CAPÍTULO 12. HABLAR, EL MEJOR MEDICAMENTO
Algunas
veces el ser humano se obceca en encarcelar la angustia en la boca, sin
expresarla, como si esta fuera un caramelo que, en cuestión de tiempo, se
disuelve en el paladar. En todo caso, es un caramelo de hiel que más vale
escupir, a menos que uno desee tragar bilis hasta que la rabia termine por engullirlo.
Carlos
acaparaba grandes y aparatosos defectos, pero hay que reconocer su gran virtud,
su disposición a escabullirse de la feroz neurosis sin escatimar en gastos o en
dañar su orgullo. Pidió ayuda. Y su amigo Javier le prestó un fajo de billetes
para que acudiera a una consulta psicológica, como ya había hecho para que le
reconstruyeran el diente partido. Así pues, aguardó en la sala de espera hasta
que una tal Lola le atendiera. Le sorprendió que el resto de paciente fuera
gente normal, muy alejada de estereotipos de pirómanos, violadores y tarotistas.

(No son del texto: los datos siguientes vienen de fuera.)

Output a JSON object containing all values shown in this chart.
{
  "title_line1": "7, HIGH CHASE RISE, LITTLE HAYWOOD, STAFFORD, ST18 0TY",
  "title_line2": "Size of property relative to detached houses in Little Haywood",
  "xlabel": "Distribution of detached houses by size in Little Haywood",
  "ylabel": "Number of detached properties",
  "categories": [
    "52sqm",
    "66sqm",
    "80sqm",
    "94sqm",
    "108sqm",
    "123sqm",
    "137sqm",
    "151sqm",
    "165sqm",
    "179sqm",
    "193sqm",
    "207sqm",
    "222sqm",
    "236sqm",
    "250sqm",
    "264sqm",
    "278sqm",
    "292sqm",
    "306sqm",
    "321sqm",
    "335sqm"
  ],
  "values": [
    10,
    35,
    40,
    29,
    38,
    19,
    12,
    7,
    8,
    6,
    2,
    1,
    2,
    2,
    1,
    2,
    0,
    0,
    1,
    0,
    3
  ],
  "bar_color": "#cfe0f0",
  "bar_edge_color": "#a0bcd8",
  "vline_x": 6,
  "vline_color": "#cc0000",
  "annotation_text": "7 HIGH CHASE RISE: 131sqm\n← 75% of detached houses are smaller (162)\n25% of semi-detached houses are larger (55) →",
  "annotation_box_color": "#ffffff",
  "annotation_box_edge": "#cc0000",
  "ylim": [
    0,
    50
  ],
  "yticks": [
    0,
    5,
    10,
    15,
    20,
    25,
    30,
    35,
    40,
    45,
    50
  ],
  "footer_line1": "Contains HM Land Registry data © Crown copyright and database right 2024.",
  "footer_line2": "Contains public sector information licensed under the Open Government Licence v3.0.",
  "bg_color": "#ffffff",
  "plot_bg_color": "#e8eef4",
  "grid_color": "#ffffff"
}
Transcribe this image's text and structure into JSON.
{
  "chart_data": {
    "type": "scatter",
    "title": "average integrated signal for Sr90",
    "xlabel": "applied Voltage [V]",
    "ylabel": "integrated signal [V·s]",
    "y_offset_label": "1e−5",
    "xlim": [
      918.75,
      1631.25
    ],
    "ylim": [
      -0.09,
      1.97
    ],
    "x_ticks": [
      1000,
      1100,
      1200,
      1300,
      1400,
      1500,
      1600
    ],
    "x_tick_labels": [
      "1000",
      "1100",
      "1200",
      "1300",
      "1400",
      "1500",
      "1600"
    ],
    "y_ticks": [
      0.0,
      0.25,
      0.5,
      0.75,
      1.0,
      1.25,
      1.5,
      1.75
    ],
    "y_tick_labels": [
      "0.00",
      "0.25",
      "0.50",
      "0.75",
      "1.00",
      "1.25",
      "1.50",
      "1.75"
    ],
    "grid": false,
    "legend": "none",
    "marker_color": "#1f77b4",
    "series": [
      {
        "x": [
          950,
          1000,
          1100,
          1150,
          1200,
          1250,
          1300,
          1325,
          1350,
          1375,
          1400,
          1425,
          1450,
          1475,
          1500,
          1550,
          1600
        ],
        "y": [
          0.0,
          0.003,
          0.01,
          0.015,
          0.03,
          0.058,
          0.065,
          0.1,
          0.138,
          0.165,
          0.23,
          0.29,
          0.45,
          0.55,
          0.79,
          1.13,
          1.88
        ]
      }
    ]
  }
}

Aguardó, pues, en un sillón de polipiel. Quieto, tan quieto que parecía que el
asiento había absorbido su característica vitalidad. Su actitud se justificaba
por medio de una explicación escatológica. Cada vez que se acomodaba, buscando
la postura perfecta, buscando, por tanto, imposibles, aquel sucedáneo de cuero
crujía como una flatulencia. «Ese pedo, esa flatulencia, ese cuesco, esa
ventosidad, esa mofeta, ese hedor, no es mío. Es el sillón, más mugriento y
vende discos piratas en las ferias de pueblos para pillar unos gramos de
cocaína que llevarse a la nariz», se defendió con mal gusto, como siempre y, a
la vez, como nunca. Movió el trasero para certificar sus palabras, pero el
ruido fue inaudible, es más, fue inexistente. «¡Mierda! Ahora no suena nada. Ya
está, pues me lo tiro. ¡Metano va!», dijo para sus adentros.
Miró
el reloj y maldijo la hora en que echaron por la televisión un reportaje sobre
la telequinesia y cambió de canal. Observó fijamente las manecillas como si
quisiera adelantar los acontecimientos. En la mesa de centro había varias revistas.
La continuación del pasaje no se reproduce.